Let us not love in word, but in deed and in truth. I John 3:18
Too late I understood
That love is not in the blood,
But in every simple kindness I denied
To those to whom I owed humanity,
Just because they were day by day beside me.
Kathleen Raine, The Oracle in the Heart
Love the earth and sun and animals,
Despise riches, give alms to everyone that asks,
Stand up for the stupid and crazy,
Devote your income and labor to others . . .
And your very flesh shall be a great poem.
Walt Whitman, Leaves of Grass
And here is an excerpt from the wonderful play The Weir, by the Irish playwright, Conor McPherson. It embodies the idea of love via conscious, simple kindness.
I just kept walking.
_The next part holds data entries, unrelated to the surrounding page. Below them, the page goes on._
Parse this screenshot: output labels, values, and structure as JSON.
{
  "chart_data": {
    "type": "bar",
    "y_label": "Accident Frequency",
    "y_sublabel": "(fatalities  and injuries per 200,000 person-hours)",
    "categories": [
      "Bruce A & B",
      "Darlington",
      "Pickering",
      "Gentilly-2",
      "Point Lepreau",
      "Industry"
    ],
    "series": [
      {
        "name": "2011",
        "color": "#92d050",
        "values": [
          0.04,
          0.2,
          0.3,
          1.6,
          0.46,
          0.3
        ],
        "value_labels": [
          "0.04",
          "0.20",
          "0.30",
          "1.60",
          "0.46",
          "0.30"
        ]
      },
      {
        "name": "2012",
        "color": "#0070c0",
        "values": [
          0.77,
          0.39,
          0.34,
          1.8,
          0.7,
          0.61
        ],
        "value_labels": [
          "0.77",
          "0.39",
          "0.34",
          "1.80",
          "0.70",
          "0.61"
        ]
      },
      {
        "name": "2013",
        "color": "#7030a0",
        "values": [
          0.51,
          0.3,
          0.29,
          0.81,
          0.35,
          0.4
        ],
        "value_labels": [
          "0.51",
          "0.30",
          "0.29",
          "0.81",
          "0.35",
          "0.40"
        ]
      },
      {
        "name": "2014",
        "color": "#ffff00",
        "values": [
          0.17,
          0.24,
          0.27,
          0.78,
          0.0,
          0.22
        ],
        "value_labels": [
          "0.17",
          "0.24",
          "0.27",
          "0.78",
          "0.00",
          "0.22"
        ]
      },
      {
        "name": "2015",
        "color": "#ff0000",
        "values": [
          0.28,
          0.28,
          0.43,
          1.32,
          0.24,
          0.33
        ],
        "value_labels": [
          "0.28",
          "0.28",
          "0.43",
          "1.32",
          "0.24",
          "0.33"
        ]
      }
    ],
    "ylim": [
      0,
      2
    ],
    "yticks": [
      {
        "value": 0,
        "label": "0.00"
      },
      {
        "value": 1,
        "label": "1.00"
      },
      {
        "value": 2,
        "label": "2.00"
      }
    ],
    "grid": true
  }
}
There was a light rain. I just kept walking. And then I was in town… And I ducked into a pub. Little dark place. Just one or two others there. A businesslike barman… And I put a pint or two away. And a small one or two. And I sat there, just looking down at the dirty wooden bar. And the barman asked me if I was alright? Simple little question. And I said I was. And he said he’d make me a sandwich. And I said okay. And I nearly started crying—because, you know, here was someone just… and I watched him.
He took two big slices off a fresh loaf and buttered them carefully, spreading it all around. I’ll never forget it. And then he sliced some cheese and cooked ham and an onion out of a jar, and put it all on a plate and sliced it down the middle. And, just someone doing this for me. And putting it down in front of me. ‘Get that down you now,’ he said. And then he folded up his newspaper and put on his jacket and went off on his break. And there was another barman then.
And I took this sandwich up and I could hardly swallow it, because of the lump in my throat. But I ate it all down because someone I didn’t know had done this for me. Such a small thing. But a huge thing in my condition. It fortified me, like no meal I ever had in my life.